I am looking for a way to accomplish something similar to GetViewportSize but only for the actual visible area. I.e., the camera bounds rather than the screen bounds.
It is important in my game that the players not see beyond the intended area, thus a fixed aspect ratio. The player uses the mouse to indicate where the pawn should move to. I accomplish this using the mouse coordinates fed into a LinePlaneIntersection node to get the corresponding world location of the mouse. In order to keep the player from moving the pawn off screen I need to constrain the coordinates fed into the LPI to the visible area. However, constraining it requires knowing where the bounds are, hence my question.
why not just constrain the aspect ratio of the camera? then you could use nodes like “get hit result under cursor” or “deproject screen to world” or you could run your own trace from the camera to the direction of the cursor.

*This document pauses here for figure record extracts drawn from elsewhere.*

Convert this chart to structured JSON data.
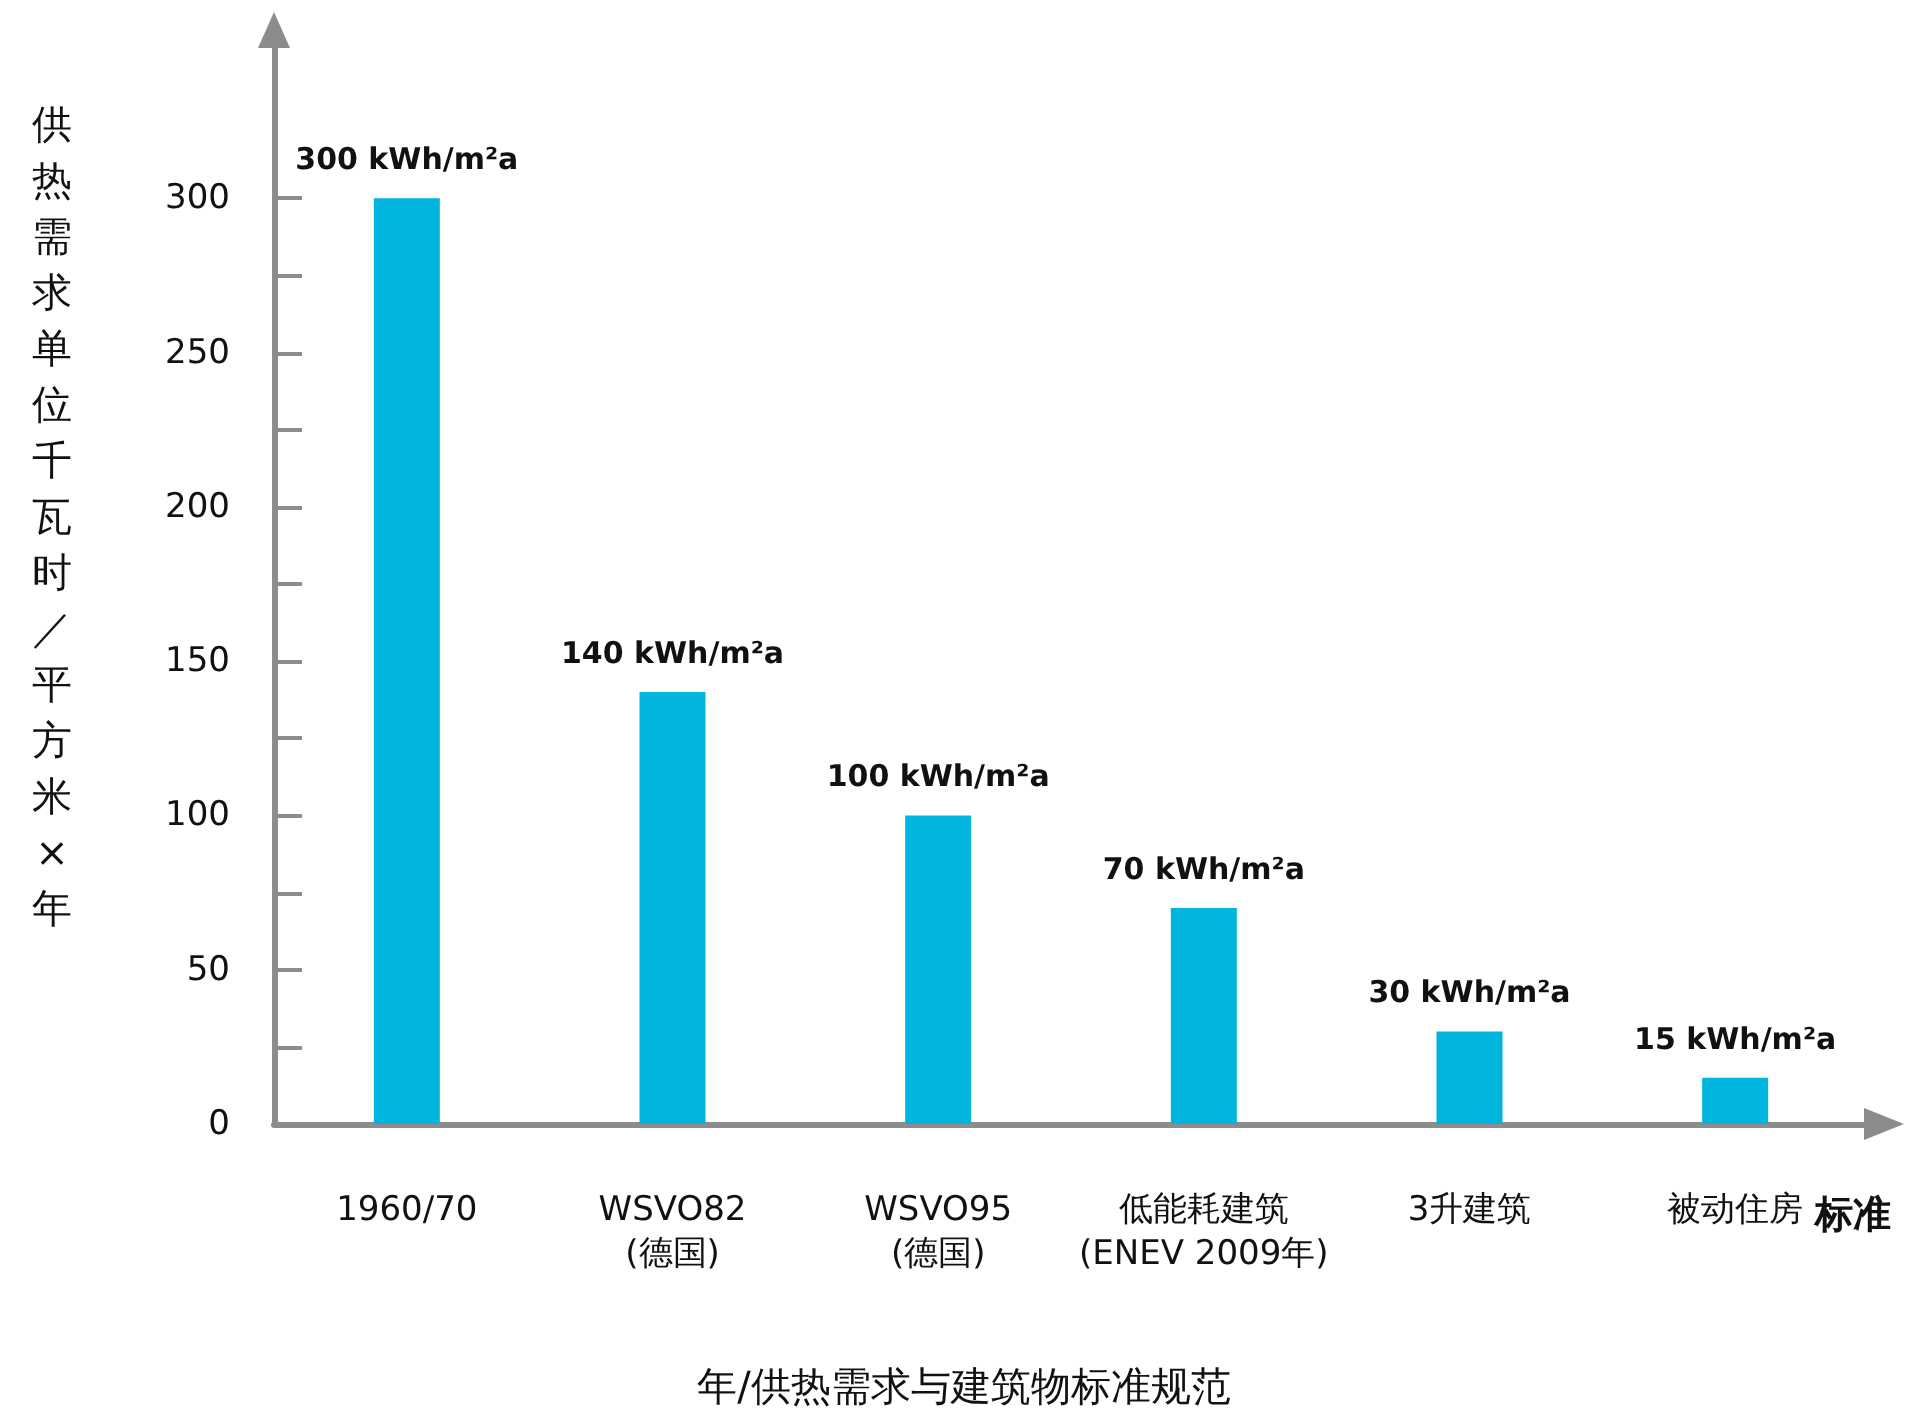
{
  "chart_data": {
    "type": "bar",
    "categories": [
      "1960/70",
      "WSVO82\n(德国)",
      "WSVO95\n(德国)",
      "低能耗建筑\n(ENEV 2009年)",
      "3升建筑",
      "被动住房"
    ],
    "values": [
      300,
      140,
      100,
      70,
      30,
      15
    ],
    "value_labels": [
      "300 kWh/m²a",
      "140 kWh/m²a",
      "100 kWh/m²a",
      "70 kWh/m²a",
      "30 kWh/m²a",
      "15 kWh/m²a"
    ],
    "color": "#00b5dd",
    "ylim": [
      0,
      350
    ],
    "yticks": [
      0,
      {
        "value": 25,
        "label": null
      },
      50,
      {
        "value": 75,
        "label": null
      },
      100,
      {
        "value": 125,
        "label": null
      },
      150,
      {
        "value": 175,
        "label": null
      },
      200,
      {
        "value": 225,
        "label": null
      },
      250,
      {
        "value": 275,
        "label": null
      },
      300
    ],
    "xlabel": "标准",
    "ylabel": "供热需求单位千瓦时／平方米×年",
    "annotations": [
      "年/供热需求与建筑物标准规范"
    ],
    "grid": false
  }
}
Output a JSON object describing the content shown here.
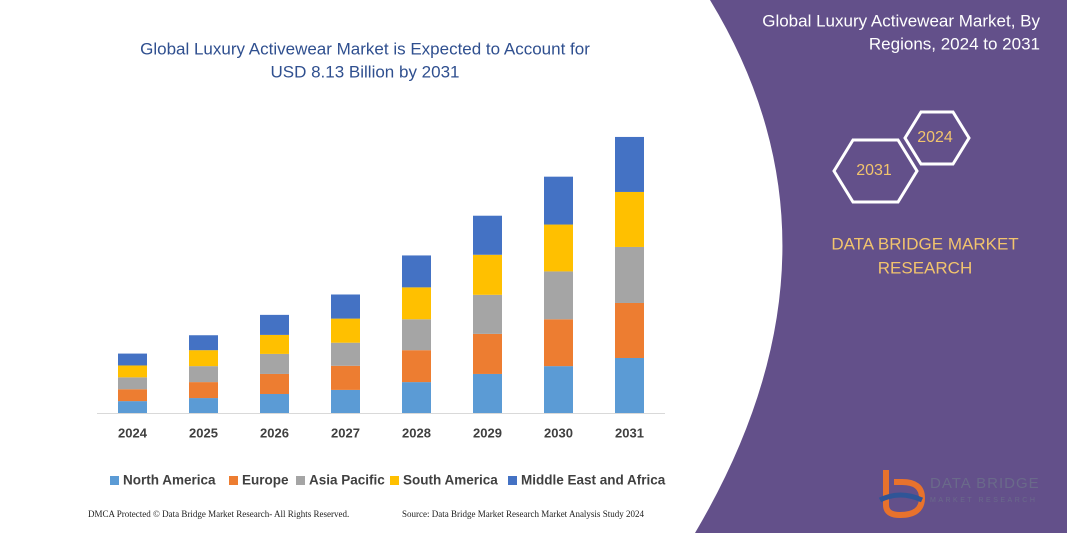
{
  "chart_data": {
    "type": "stacked_bar",
    "title": [
      "Global Luxury Activewear Market is Expected to Account for",
      "USD 8.13 Billion by 2031"
    ],
    "categories": [
      "2024",
      "2025",
      "2026",
      "2027",
      "2028",
      "2029",
      "2030",
      "2031"
    ],
    "series": [
      {
        "name": "North America",
        "color": "#5b9bd5",
        "values": [
          0.35,
          0.44,
          0.56,
          0.68,
          0.91,
          1.15,
          1.38,
          1.62
        ]
      },
      {
        "name": "Europe",
        "color": "#ed7d31",
        "values": [
          0.35,
          0.47,
          0.59,
          0.71,
          0.94,
          1.18,
          1.38,
          1.62
        ]
      },
      {
        "name": "Asia Pacific",
        "color": "#a5a5a5",
        "values": [
          0.35,
          0.47,
          0.59,
          0.68,
          0.91,
          1.15,
          1.41,
          1.65
        ]
      },
      {
        "name": "South America",
        "color": "#ffc000",
        "values": [
          0.35,
          0.47,
          0.56,
          0.71,
          0.94,
          1.18,
          1.38,
          1.62
        ]
      },
      {
        "name": "Middle East and Africa",
        "color": "#4472c4",
        "values": [
          0.35,
          0.44,
          0.59,
          0.71,
          0.94,
          1.15,
          1.41,
          1.62
        ]
      }
    ],
    "ylim": [
      0,
      9
    ],
    "grid": false,
    "legend": "bottom"
  },
  "panel": {
    "heading": [
      "Global Luxury Activewear Market, By",
      "Regions, 2024 to 2031"
    ],
    "hexagons": [
      "2024",
      "2031"
    ],
    "brand": [
      "DATA BRIDGE MARKET",
      "RESEARCH"
    ],
    "logo": [
      "DATA BRIDGE",
      "MARKET RESEARCH"
    ]
  },
  "footer": {
    "left": "DMCA Protected © Data Bridge Market Research-  All Rights Reserved.",
    "right": "Source: Data Bridge Market Research  Market Analysis Study 2024"
  }
}
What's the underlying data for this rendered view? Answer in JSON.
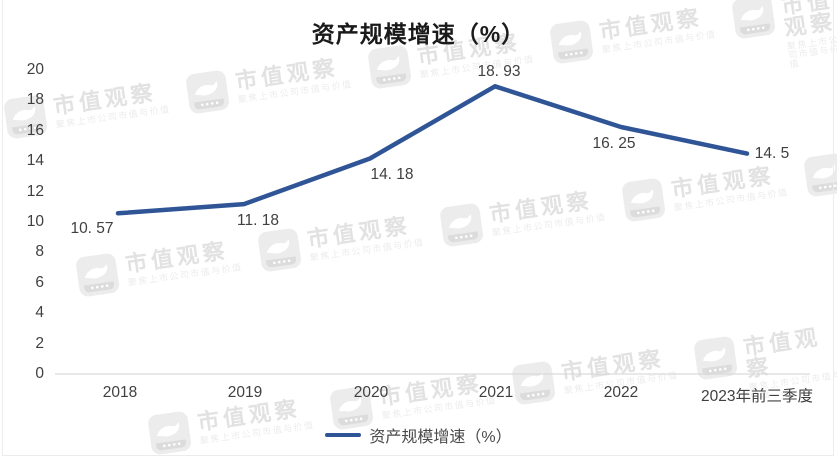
{
  "frame": {
    "border_color": "#ececec",
    "background": "#ffffff"
  },
  "chart": {
    "title": "资产规模增速（%）",
    "legend_label": "资产规模增速（%）"
  },
  "chart_data": {
    "type": "line",
    "title": "资产规模增速（%）",
    "categories": [
      "2018",
      "2019",
      "2020",
      "2021",
      "2022",
      "2023年前三季度"
    ],
    "series": [
      {
        "name": "资产规模增速（%）",
        "values": [
          10.57,
          11.18,
          14.18,
          18.93,
          16.25,
          14.5
        ]
      }
    ],
    "point_labels": [
      "10. 57",
      "11. 18",
      "14. 18",
      "18. 93",
      "16. 25",
      "14. 5"
    ],
    "yticks": [
      0,
      2,
      4,
      6,
      8,
      10,
      12,
      14,
      16,
      18,
      20
    ],
    "ylim": [
      0,
      20
    ],
    "xlabel": "",
    "ylabel": "",
    "grid": false,
    "legend_position": "bottom",
    "line_color": "#2f5597",
    "label_color": "#404040",
    "axis_line_color": "#d9d9d9",
    "title_color": "#1a1a1a"
  },
  "watermark": {
    "brand": "市值观察",
    "tagline": "聚焦上市公司市值与价值",
    "brand_color": "#e2e2e2",
    "tagline_color": "#ececec",
    "logo_color": "#ececec"
  }
}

The aspect ratio is fixed. The problem is that the black bars are part of the viewport, so the result if the mouse is in the black bar is a location that is not visible.
sorry i was thinking only the area shown by the camera was a valid world space. anyway i came up with another solution its not very elegant but maybe itll give you some ideas to work from.
what i did in the picture below was to get the players screen resolution (assuming fullscreen here), then divide the X axis by the aspect ratio (since screens are generally wider than tall). the result we then get is the size of the camera display , IE viewable area - black bars (well the correct resolution of that area). from there we know that the camera is centered on the screen so we do a little math to get the center of the player screen then add and subtract half the camera resolution, this give us the actual X coordinates of the camera. last we just run that into a inrange node to tell us if the cursors location (value in) is within the min and max, if the cursors location is outside the range we know its over a black bar.
theres probably a better or simpler method but i dont know it as of yet. hope this helps a bit though good luck.
Ah, yeah math… that makes sense! I fleshed it out a bit and here is the result for anyone viewing this question who might be interested.
Calculating the “camera viewport”
Converting screen location to worldspace. Hit result under cursor is fine too if you are looking for a point in the world geometry, but this way will allow you to control the plane that it hits - useful if you always want the pawn to move to the mouse location and not geometry that isn’t necessarily inline (e.g., a wall or platform.)
Setting up some traces for confirmation (Green is the corrected coordinates)
Note that you’ll want to cache the mouse location and only update it when it’s within the correct bounds so when it leaves the view area (or the window) it won’t cause any problems.